Partis d’une situation atone avant le 22 février, nous vivons en ce moment une période où s’accélèrent des évènements cruciaux pour l’avenir de notre pays. Dans ce contexte, nous devons garder à l’esprit qu’il est essentiel de ne pas se précipiter et de se concentrer sur l’essentiel, afin de ne pas perdre de vue nos aspirations collectives. Aspirations légitimes, à commencer par la reprise de notre souveraineté. Celle-là même qui nous a été confisquée dès l’indépendance. Le retour de la souveraineté à qui de droit -le peuple- est le préalable fondamental qui permettra d’asseoir des institutions investies par la volonté populaire, prélude de l’instauration d’une véritable démocratie au sein du pays, et fondement de tout projet de refondation de l’Etat algérien.
L’état des revendications populaires a atteint un niveau de maturité, qui nous laisse très optimistes quant à l’issue de ce mouvement historique. Dans l’esprit de tout un chacun, il ne s’agit plus de refuser un cinquième mandat avilissant, de dénoncer les travers d’une caste dirigeante coupée de la réalité des algériens. Il s’agit bien de changer radicalement tout le régime pour l’édification d’un Etat de droit. Pour une justice indépendante. Pour le respect des libertés individuelles et collectives. Pour une justice sociale. Pour l’abolition des privilèges et du clientélisme.
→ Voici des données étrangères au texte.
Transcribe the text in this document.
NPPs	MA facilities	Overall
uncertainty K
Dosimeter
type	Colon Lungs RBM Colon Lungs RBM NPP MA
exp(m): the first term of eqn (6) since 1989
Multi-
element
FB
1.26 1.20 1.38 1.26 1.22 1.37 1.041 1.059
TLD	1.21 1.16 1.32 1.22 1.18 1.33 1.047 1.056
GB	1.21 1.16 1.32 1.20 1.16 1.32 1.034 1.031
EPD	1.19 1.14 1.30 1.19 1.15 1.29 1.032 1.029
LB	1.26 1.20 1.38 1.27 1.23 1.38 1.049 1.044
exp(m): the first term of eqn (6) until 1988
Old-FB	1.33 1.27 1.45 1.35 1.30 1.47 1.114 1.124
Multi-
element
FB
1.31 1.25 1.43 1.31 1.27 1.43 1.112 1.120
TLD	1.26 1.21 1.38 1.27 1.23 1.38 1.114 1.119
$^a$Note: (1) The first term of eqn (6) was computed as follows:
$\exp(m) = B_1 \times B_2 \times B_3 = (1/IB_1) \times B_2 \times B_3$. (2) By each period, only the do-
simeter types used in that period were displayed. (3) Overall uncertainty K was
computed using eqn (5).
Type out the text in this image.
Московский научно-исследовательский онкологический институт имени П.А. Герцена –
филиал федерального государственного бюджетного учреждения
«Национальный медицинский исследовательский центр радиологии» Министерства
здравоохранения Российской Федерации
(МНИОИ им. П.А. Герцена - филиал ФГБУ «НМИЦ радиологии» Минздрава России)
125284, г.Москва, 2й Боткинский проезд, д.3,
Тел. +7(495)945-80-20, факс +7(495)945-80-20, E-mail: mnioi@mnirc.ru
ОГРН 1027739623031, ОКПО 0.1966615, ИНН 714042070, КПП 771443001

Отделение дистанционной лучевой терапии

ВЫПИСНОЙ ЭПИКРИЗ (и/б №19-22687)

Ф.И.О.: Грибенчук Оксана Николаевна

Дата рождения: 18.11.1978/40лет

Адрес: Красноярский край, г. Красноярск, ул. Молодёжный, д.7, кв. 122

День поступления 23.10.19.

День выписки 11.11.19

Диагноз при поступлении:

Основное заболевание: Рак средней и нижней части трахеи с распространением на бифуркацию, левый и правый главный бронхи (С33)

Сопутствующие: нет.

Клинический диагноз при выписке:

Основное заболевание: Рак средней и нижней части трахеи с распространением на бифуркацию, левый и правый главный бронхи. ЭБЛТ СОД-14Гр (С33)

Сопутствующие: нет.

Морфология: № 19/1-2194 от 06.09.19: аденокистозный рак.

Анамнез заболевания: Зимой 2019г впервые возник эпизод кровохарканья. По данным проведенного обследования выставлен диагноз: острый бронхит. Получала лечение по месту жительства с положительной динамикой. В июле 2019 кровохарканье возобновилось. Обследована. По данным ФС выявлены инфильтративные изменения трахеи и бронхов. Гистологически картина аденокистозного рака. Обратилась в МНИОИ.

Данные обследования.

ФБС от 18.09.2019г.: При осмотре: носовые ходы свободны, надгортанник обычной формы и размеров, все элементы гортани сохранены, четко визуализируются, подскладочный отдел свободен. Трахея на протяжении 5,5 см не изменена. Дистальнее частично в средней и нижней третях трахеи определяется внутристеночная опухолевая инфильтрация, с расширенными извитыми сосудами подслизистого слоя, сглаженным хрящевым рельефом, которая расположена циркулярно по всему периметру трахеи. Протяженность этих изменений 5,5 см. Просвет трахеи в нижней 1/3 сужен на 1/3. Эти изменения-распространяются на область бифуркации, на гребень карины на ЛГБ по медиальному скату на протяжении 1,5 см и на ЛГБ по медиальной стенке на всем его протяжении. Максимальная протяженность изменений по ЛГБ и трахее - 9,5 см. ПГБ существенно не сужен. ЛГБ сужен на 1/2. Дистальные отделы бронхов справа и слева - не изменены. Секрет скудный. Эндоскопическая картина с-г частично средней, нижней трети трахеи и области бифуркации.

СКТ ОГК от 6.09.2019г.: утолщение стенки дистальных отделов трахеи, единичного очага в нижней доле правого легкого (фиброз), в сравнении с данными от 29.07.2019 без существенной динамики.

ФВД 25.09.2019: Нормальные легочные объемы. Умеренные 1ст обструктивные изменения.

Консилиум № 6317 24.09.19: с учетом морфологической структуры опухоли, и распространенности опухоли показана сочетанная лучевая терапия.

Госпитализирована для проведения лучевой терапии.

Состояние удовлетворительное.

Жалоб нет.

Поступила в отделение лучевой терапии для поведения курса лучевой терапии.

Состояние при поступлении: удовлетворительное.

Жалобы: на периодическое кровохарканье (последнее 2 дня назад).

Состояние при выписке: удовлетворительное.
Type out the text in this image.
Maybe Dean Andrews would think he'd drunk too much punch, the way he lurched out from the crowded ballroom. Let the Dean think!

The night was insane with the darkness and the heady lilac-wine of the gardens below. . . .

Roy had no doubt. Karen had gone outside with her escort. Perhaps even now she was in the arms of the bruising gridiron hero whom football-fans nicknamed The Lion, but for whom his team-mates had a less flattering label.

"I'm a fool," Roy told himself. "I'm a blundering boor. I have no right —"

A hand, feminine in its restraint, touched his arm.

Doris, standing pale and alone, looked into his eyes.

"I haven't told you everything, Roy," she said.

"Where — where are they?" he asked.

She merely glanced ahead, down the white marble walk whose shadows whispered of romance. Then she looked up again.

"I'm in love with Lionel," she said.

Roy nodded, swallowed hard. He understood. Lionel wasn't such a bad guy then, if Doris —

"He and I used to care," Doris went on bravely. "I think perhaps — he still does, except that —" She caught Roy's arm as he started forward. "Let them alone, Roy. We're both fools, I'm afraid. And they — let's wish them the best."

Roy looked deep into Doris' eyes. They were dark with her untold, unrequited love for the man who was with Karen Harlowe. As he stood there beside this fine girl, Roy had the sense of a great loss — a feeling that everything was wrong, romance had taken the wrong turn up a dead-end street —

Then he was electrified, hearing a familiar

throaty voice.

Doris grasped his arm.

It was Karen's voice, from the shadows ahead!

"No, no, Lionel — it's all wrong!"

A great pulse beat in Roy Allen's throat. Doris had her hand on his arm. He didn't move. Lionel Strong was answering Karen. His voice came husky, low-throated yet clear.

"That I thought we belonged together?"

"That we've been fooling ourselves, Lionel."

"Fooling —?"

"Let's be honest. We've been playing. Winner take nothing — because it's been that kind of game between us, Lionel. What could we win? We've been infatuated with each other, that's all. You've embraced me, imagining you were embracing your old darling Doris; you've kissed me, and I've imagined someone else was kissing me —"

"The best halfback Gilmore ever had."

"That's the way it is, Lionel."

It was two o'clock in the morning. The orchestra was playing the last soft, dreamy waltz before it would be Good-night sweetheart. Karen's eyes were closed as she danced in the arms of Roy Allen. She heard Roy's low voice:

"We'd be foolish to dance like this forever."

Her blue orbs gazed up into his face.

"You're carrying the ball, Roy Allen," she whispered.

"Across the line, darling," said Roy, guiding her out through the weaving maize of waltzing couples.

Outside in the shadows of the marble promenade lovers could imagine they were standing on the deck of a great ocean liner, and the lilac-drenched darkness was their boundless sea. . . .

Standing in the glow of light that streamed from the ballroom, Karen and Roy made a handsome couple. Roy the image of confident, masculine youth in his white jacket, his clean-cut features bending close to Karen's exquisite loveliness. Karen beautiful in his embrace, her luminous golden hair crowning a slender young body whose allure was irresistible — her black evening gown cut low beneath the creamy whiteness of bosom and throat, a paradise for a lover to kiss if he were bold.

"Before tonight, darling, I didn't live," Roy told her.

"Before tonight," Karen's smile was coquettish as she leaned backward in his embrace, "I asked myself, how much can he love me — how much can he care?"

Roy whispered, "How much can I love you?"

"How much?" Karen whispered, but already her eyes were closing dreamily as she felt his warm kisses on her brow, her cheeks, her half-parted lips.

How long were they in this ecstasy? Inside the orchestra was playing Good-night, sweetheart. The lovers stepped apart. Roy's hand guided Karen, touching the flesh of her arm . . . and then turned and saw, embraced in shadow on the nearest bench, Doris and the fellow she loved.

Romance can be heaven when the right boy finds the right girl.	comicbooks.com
Plus qu’un éveil, une révolution
Depuis quelques semaines, nous assistons à une réappropriation progressive de l’espace public et du terrain politique, longtemps confisqués par le régime dans sa stratégie d’atomisation et de clonage de la classe politique et de la société civile. Une nouvelle dynamique est en marche et elle se concrétise en une révolution de rue et d’esprit. Des assemblées générales se tiennent partout : dans les universités, dans les entreprises, dans les villages et les quartiers des villes. Des rencontres, des
conférences sont initiées sur tout le territoire national. Les Algériens veulent se parler, se concerter, échanger, se renseigner, comprendre, se projeter.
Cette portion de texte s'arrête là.